A project  board in a classroom features flags of nations and the words Immigrant Rights above a map and photos on the sides
A project on display in an ethnic studies classroom at Camino Nuevo Charter Academy Miramar Campus in Los Angeles in 2019.
(Los Angeles Times)

To the editor: The Times Editorial Board is correct that California’s model ethnic studies curriculum needs some tweaking.

The original draft was racist and offensive, and not only to the diverse Jewish community, whose members are part of the groups that suffer systemic racism and are also exposed to hate resulting from the misapprehension that one must be anti-Israel in order to desire peace for Palestinians.

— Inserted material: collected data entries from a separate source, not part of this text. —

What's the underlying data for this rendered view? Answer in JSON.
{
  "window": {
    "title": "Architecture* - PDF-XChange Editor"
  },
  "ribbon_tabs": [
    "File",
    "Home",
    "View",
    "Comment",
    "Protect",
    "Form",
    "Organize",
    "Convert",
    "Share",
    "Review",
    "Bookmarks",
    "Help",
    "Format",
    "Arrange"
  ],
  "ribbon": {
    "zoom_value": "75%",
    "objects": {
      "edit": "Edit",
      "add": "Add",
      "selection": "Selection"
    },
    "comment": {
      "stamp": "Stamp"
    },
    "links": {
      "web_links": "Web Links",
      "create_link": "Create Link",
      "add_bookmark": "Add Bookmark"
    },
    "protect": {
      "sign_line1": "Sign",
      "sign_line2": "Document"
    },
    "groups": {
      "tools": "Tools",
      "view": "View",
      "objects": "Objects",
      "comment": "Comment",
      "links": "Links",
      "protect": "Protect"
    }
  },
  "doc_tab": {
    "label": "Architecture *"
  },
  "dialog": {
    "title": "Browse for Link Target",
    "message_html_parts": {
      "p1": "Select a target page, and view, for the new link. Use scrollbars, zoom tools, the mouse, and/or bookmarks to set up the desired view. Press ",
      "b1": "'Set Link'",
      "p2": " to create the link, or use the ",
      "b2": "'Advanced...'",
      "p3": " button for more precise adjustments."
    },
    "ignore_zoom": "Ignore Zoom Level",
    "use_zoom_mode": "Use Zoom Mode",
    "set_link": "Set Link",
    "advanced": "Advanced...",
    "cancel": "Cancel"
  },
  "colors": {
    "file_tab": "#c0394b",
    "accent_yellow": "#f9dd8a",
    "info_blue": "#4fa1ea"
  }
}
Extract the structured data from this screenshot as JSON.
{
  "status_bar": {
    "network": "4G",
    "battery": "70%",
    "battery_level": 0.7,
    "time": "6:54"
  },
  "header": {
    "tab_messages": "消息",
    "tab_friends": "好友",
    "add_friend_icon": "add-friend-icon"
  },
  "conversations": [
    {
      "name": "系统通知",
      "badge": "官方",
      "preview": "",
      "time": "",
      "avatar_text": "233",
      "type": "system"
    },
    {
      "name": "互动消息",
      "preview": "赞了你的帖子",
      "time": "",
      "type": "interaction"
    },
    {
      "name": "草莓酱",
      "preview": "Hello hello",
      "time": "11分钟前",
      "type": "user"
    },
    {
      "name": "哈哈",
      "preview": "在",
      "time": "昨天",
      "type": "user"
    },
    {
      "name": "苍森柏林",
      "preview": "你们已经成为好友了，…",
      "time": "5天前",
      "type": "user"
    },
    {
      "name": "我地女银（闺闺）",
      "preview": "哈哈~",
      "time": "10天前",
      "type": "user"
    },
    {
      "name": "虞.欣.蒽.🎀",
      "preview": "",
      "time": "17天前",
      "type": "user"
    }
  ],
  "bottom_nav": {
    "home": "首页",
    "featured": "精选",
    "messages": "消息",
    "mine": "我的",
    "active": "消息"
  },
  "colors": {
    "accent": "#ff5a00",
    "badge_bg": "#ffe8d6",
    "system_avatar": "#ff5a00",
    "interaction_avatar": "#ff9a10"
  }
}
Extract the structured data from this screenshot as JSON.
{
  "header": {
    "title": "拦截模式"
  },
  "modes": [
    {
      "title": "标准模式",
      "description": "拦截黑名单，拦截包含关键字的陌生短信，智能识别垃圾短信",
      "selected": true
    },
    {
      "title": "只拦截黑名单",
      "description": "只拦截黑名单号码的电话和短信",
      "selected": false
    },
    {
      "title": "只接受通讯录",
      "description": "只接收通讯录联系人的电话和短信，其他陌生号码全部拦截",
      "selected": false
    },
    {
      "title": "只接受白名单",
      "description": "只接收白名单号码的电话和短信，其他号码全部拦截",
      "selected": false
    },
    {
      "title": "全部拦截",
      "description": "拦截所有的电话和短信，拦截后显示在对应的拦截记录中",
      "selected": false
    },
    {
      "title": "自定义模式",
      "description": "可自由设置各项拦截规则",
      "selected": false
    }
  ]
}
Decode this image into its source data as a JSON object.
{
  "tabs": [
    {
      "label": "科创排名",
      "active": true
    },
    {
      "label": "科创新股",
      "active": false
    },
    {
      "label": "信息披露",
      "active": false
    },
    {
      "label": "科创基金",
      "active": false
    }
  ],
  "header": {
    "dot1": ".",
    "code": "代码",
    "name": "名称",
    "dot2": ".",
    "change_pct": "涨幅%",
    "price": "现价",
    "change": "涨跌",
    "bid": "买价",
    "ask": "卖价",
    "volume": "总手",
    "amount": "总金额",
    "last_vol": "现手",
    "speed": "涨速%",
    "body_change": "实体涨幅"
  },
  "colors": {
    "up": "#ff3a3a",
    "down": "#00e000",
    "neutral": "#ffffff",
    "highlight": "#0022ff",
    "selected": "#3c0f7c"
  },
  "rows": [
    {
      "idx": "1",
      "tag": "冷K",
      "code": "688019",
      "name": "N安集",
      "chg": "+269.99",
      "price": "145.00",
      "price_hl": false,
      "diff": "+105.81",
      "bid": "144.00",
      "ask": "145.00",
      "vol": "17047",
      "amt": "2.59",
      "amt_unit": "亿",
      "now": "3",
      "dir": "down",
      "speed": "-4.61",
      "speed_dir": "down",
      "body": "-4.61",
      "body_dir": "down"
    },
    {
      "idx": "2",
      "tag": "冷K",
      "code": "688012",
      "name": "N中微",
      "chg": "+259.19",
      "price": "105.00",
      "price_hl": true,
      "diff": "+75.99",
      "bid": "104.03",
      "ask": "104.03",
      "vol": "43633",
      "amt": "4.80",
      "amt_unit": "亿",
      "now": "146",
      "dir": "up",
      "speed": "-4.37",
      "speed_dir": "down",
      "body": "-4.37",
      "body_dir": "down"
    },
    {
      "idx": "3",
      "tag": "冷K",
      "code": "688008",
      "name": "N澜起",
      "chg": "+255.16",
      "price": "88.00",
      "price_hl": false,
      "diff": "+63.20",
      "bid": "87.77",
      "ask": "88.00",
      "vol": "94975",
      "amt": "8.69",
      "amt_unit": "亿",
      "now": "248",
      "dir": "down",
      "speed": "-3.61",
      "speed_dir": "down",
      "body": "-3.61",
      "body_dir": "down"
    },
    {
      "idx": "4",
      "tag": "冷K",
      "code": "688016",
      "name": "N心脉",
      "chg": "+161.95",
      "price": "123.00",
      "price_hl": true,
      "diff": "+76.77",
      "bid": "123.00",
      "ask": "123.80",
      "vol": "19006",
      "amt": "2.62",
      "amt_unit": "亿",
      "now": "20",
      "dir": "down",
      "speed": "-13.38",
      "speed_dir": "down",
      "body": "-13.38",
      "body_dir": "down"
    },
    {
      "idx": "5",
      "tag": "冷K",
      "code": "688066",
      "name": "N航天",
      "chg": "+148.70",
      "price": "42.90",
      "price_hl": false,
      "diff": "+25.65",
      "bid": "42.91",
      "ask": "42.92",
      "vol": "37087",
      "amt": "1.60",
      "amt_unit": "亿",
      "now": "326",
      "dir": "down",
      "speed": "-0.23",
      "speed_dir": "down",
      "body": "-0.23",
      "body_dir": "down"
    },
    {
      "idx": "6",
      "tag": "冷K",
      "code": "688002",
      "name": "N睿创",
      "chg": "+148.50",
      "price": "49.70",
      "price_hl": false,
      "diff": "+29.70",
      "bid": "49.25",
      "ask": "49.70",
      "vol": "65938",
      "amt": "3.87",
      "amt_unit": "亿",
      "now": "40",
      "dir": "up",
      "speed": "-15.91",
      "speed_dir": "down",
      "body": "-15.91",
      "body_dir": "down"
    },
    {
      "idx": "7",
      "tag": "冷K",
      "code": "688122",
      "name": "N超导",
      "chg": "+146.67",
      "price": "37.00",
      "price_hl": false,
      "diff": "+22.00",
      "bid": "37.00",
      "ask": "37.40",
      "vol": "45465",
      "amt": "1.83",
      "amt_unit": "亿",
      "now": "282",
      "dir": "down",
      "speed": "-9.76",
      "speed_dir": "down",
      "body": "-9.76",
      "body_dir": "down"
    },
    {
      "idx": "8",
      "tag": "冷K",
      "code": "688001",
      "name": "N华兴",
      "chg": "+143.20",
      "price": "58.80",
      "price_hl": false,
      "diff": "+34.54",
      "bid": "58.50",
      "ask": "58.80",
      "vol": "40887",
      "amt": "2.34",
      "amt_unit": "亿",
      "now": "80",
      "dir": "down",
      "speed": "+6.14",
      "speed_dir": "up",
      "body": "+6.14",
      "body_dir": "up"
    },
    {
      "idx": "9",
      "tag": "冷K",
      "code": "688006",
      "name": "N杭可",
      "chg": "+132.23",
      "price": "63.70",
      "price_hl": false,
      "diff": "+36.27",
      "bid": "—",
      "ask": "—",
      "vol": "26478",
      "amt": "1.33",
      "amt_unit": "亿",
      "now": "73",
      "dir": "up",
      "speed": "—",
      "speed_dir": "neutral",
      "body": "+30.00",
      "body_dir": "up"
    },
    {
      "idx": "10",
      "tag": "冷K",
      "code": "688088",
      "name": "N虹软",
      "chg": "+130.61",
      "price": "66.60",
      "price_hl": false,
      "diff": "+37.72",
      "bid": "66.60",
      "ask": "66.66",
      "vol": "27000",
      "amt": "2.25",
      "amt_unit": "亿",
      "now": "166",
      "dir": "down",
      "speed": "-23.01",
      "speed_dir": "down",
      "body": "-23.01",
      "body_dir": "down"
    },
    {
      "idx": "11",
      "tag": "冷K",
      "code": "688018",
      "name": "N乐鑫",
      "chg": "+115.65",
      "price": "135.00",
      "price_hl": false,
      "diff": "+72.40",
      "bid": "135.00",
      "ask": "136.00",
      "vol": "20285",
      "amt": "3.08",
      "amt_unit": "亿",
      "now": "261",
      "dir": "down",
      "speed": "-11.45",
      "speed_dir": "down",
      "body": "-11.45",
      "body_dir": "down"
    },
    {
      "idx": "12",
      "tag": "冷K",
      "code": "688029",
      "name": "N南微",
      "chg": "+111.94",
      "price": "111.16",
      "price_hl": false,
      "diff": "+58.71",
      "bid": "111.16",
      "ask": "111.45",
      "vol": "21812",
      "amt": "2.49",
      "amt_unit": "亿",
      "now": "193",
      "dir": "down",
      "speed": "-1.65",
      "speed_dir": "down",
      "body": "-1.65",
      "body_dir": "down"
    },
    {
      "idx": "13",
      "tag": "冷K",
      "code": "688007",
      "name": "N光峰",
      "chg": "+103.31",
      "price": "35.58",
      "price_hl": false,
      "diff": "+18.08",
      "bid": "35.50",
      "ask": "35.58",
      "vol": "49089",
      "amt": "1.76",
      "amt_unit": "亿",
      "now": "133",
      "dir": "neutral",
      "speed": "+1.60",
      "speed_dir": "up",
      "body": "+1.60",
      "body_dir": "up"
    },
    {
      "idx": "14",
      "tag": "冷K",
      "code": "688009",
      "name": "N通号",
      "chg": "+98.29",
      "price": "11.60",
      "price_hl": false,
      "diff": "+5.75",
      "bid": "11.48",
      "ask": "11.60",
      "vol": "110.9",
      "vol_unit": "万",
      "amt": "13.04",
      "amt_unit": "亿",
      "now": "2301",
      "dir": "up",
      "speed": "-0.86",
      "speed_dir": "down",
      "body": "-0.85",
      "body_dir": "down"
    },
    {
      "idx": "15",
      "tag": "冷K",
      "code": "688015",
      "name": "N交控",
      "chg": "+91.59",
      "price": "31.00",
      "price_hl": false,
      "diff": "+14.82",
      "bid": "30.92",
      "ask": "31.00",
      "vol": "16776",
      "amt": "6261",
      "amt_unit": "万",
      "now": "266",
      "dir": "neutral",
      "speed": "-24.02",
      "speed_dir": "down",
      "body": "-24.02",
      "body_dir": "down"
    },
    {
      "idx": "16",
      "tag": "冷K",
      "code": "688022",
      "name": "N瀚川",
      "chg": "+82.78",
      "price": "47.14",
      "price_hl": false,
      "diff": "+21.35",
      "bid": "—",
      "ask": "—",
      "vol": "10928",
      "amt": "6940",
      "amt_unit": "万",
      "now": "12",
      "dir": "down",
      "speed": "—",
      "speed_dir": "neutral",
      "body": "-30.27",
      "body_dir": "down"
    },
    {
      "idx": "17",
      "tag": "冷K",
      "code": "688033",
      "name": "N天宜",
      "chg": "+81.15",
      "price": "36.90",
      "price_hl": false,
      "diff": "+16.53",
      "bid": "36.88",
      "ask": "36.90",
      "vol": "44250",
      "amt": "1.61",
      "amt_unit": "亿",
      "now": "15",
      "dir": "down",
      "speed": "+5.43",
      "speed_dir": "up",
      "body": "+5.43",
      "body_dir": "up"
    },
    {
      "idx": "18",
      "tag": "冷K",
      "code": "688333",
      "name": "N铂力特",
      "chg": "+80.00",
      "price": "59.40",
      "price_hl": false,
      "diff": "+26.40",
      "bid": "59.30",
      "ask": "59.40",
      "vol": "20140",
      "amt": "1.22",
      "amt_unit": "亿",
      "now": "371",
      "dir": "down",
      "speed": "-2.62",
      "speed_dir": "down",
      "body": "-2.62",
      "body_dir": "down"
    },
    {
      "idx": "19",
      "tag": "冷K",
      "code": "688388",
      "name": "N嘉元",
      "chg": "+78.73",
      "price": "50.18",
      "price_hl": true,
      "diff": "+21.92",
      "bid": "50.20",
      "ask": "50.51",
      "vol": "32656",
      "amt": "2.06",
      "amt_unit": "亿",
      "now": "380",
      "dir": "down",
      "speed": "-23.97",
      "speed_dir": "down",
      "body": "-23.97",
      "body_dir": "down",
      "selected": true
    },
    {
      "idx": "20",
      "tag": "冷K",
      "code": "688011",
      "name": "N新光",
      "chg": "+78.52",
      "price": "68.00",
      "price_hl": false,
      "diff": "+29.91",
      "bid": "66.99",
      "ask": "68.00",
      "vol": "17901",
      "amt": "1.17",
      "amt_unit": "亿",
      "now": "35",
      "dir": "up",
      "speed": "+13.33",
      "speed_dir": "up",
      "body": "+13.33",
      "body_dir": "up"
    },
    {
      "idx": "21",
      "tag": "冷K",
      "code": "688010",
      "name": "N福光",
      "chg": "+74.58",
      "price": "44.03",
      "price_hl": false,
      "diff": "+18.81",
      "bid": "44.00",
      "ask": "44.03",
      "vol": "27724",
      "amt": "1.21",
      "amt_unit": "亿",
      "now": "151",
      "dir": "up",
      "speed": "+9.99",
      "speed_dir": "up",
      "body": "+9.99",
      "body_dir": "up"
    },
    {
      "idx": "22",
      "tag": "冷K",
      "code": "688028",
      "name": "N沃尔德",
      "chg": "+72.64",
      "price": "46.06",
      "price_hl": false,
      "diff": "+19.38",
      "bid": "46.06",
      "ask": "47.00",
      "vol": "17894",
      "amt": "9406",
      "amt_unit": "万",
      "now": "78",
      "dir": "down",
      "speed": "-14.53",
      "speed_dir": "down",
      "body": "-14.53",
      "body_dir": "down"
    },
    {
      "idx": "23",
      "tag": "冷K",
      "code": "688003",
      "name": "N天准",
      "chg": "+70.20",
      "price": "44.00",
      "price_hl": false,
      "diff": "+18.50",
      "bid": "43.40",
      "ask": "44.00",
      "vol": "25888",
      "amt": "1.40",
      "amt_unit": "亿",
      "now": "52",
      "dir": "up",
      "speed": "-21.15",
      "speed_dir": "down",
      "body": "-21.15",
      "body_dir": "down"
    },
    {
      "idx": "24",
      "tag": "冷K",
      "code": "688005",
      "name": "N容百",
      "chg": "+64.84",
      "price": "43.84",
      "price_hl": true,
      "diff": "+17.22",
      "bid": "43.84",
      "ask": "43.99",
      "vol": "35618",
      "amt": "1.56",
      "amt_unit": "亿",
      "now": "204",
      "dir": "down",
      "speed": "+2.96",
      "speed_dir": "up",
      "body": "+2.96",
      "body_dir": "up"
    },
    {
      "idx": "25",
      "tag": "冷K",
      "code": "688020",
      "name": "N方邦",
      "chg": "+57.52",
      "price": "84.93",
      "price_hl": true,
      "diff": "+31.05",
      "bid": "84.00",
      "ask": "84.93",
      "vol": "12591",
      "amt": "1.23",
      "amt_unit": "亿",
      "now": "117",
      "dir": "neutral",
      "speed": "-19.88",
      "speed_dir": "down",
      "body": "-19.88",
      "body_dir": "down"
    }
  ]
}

Other groups also objected to bias in the first draft of the ethnic studies curriculum. It’s unfortunate that the original authors who promoted the antisemitic components of that draft chose to quit when they didn’t get their way and instead have spread their “liberated” ethnic studies curriculum to local school boards.


Districts that choose to design their own ethnic studies courses should welcome oversight from the experts in the state Department of Education so that the subject is taught correctly and consistently across California.

Shelley Rivlin, Encino


To the editor: If a course in ethnic studies is designed to help students understand and value the many different cultures in our society without politicizing the content, it is of great value and very necessary.

If it is not and does not, it is harmful. End of discussion.

We certainly don’t need more “stuff” to divide us and make us hate the “other.” We’ve got enough of that already.

Diana Wolff, Rancho Palos Verdes

The writer is a professor emerita of education at Cal State Dominguez Hills.